Tensile and Jakob Rope Systems were proud to be involved in the building of the bridge, and were responsible for the design and construction of the mesh throw screens on the side of the bridge that offer a fall protection system that is strong, practical and beautiful.
Whilst the bridge is elaborate and striking in its design, the safety barriers appear subtle and almost transparent in comparison. This is the beauty of our Webnet mesh; it provides incredible strength and safety without obstructing views or being an eyesore to the environment.
The bridge is named after Albert ‘Tibby’ Cotter, an Australian test cricketer and war hero killed in action during WWI. As a tribute to Tibby, the bridge was to be opened in time for the first match of the 2015 ICC Cricket World Cup, which meant the construction needed to be completed in just 14 months. This tight deadline posed a challenge for the whole team to design and construct the bridge in a relatively short space of time.
The intricately planned bridge needed to encompass urban design, engineering and construction that minimised any environmental impact, and this has certainly been achieved.
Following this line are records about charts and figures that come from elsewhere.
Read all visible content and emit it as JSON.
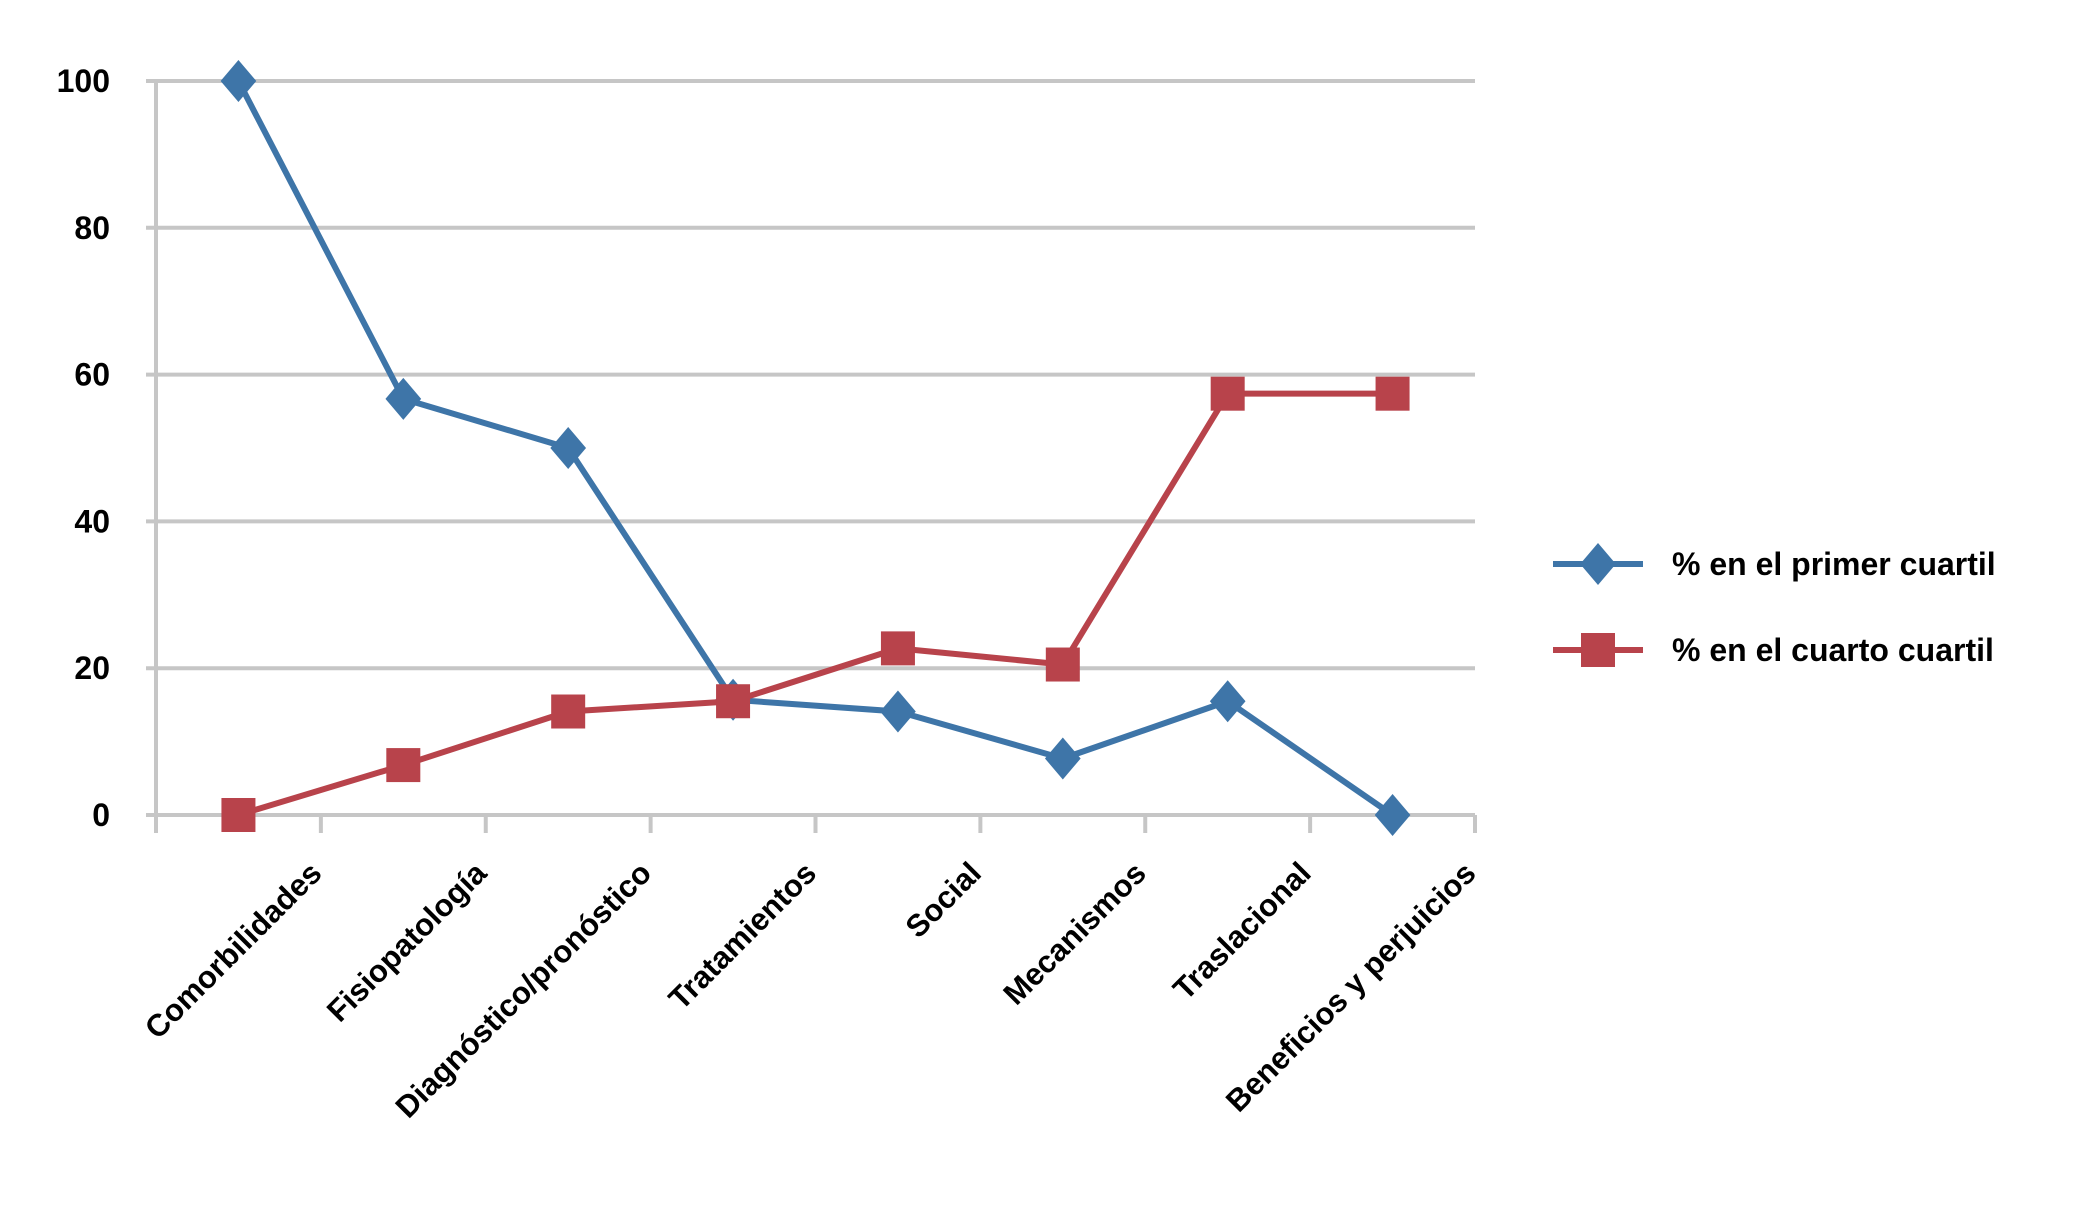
{
  "chart_data": {
    "type": "line",
    "title": "",
    "xlabel": "",
    "ylabel": "",
    "categories": [
      "Comorbilidades",
      "Fisiopatología",
      "Diagnóstico/pronóstico",
      "Tratamientos",
      "Social",
      "Mecanismos",
      "Traslacional",
      "Beneficios y perjuicios"
    ],
    "ylim": [
      0,
      100
    ],
    "yticks": [
      "0",
      "20",
      "40",
      "60",
      "80",
      "100"
    ],
    "grid": true,
    "legend_position": "right",
    "series": [
      {
        "name": "% en el primer cuartil",
        "color": "#3E75A8",
        "marker": "diamond",
        "values": [
          100,
          56.7,
          50,
          15.7,
          14.1,
          7.7,
          15.5,
          0
        ]
      },
      {
        "name": "% en el cuarto cuartil",
        "color": "#B8434B",
        "marker": "square",
        "values": [
          0,
          6.8,
          14.1,
          15.5,
          22.7,
          20.5,
          57.4,
          57.4
        ]
      }
    ]
  }
}
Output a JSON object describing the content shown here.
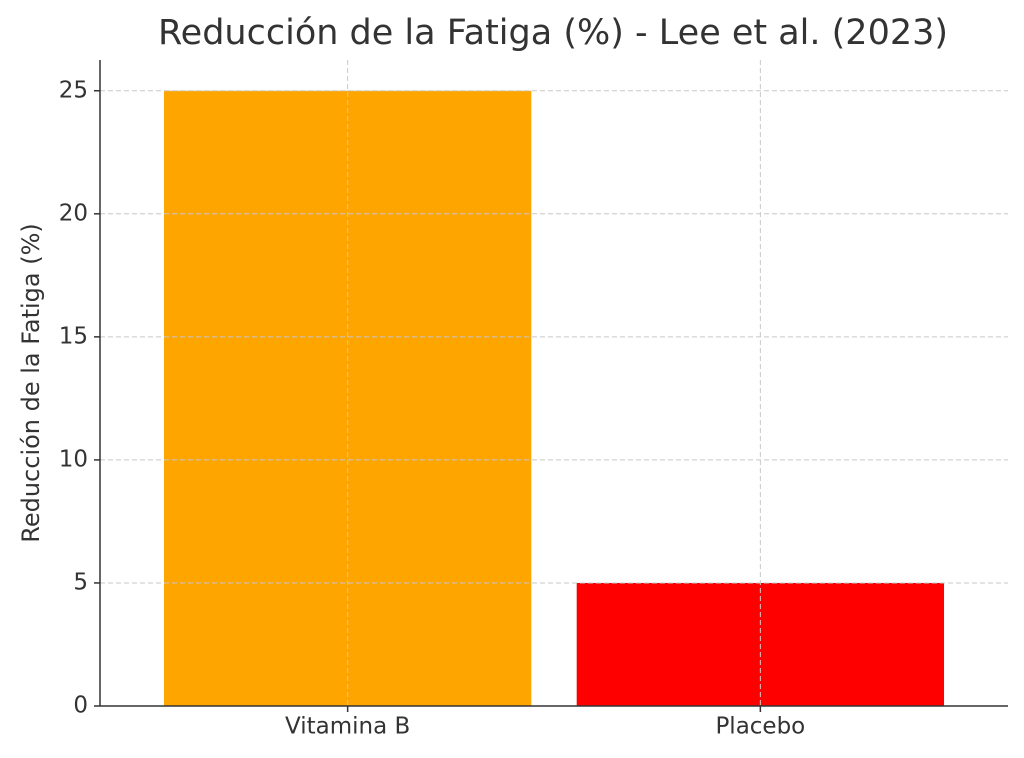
{
  "chart_data": {
    "type": "bar",
    "title": "Reducción de la Fatiga (%) - Lee et al. (2023)",
    "y_label": "Reducción de la Fatiga (%)",
    "categories": [
      "Vitamina B",
      "Placebo"
    ],
    "values": [
      25,
      5
    ],
    "colors": [
      "#FFA500",
      "#FF0000"
    ],
    "ylim": [
      0,
      26.25
    ],
    "yticks": [
      0,
      5,
      10,
      15,
      20,
      25
    ],
    "grid": true
  }
}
The generous 6 meter wide walkway encourages pedestrian and cycling activity, yet fits in with the landscape with minimal disturbance to the surrounding Moreton Bay Fig trees.
The safety barriers we designed and created feature a unique pattern that represents the local park lands and the surrounding fig trees. We undertook some extensive modelling to complete the mesh shapes, and whilst the bridge appears simplistic in its design, there is a lot of complexity that went into creating something so dynamic.
One of the key features of our Webnet mesh is the ability to sculpt the mesh to conform to just about any complex geometrical pattern. This design is functional and beautiful at the same time, and is the perfect material for fall protection systems and safety applications. Whilst the mesh appears to be light and sheer, it is in fact incredibly strong.
Anzac Parade is a busy major road in Sydney, so installing the mesh with minimal interruption to the public posed some challenges. Tensile came up with a construction method that enabled 80–90% of the mesh to be built and installed off-site and then lifted into position.
The bridge’s complex geometrical design is a product of collaboration between the talented architect Hassell Studio and renowned engineer Arup. The bridge features sharp curves and spirals with sloping ramps that suit the topography of the build site. The result is a bridge that is spectacular in its appearance, functional, incredibly strong and above all, safe for pedestrians.